I also figured out that the algorithm I was using for detecting the desired heading was fatally flawed. I was trying to watch for the case where the current heading passed the target heading, but with all the special cases (both directions, the -180 – to – +180 cut, etc) I kept getting it wrong. I finally found this post that describes a very simple formula for comparing two compass headings. The formula assumes both values are in degrees in the range 0-360. Mine are in degrees but in the range -180 to +180, but I took care of that by adding 360 to negative headings. After some experimentation I settled on a match ratio of about 0.90 for the ‘slow down’ threshold, and 0.98 for ‘match’. The 0.98 threshold provides about a 6 degree error margin, which with 10 measurements/sec means that the robot would have to rotate more than 60 deg/sec to get through 6 deg between measurements.
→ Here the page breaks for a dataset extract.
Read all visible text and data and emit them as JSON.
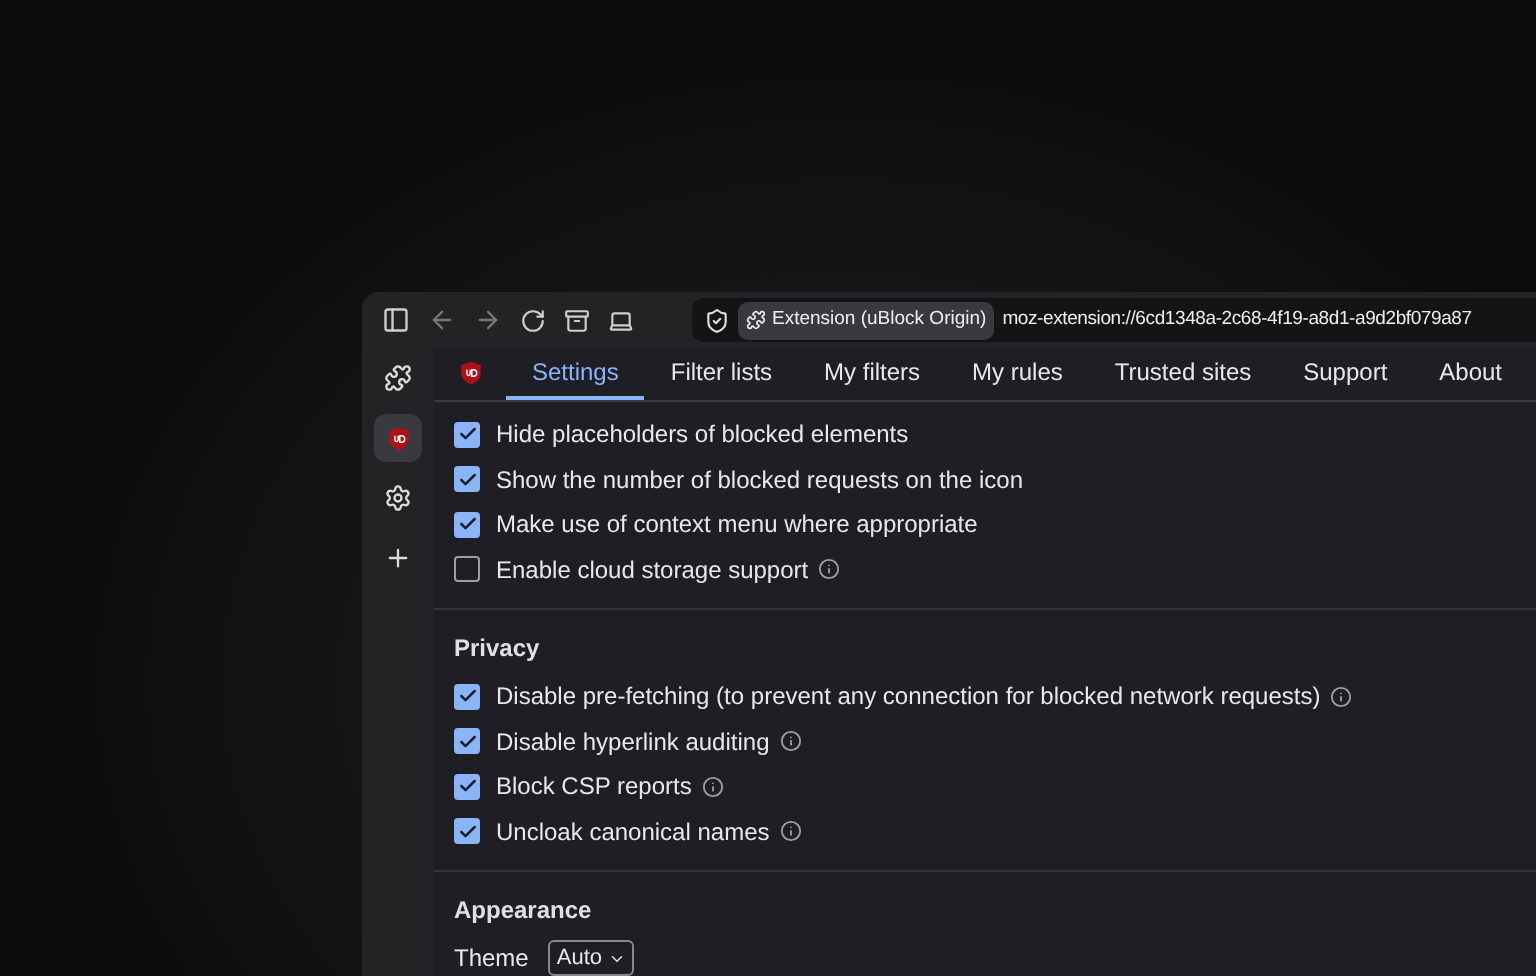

Experiments show that a 90 deg turn takes about 3 sec, meaning 30 deg/sec. So there should always be at least 2 measurements at 0.1sec/measurement in the 0.2 sec it takes the robot to rotate 6 deg – a 2/1 safety margin.
The short video clip below shows the robot doing a series of 180 deg K-turns, simulating an avoidance maneuver.
So, at this point I think I’m pretty much done with adding turn management capability to Wall-E2’s superpower repertoire; however, I still have to update Wall-E2’s operating system software to replace the current timed-turn routines with the new heading-based turn routines.
08 September 2018 Update:
In my current Wall-E2 OS, when the robot gets stuck or runs into an obstacle, it backs straight up, and makes a timed turn away from the nearest wall if there is one, otherwise it turns the opposite way it did from the last time it was in a similar situation. This is all fine and good, but now that Wall-E2 has heading-aware turn capability, he should be able to respond a little more intelligently. As indicated in the diagram below, the idea is that Wall-E2 could back straight up from an obstacle, and then go around it by making two linked 45-90º turns one way or the other (away from the nearest wall if there is one.
As an experiment, I programmed this maneuver into Wall-E2 using linked 45º degree turns, just to see how it would work out. As the following short video shows, it seems to work very well.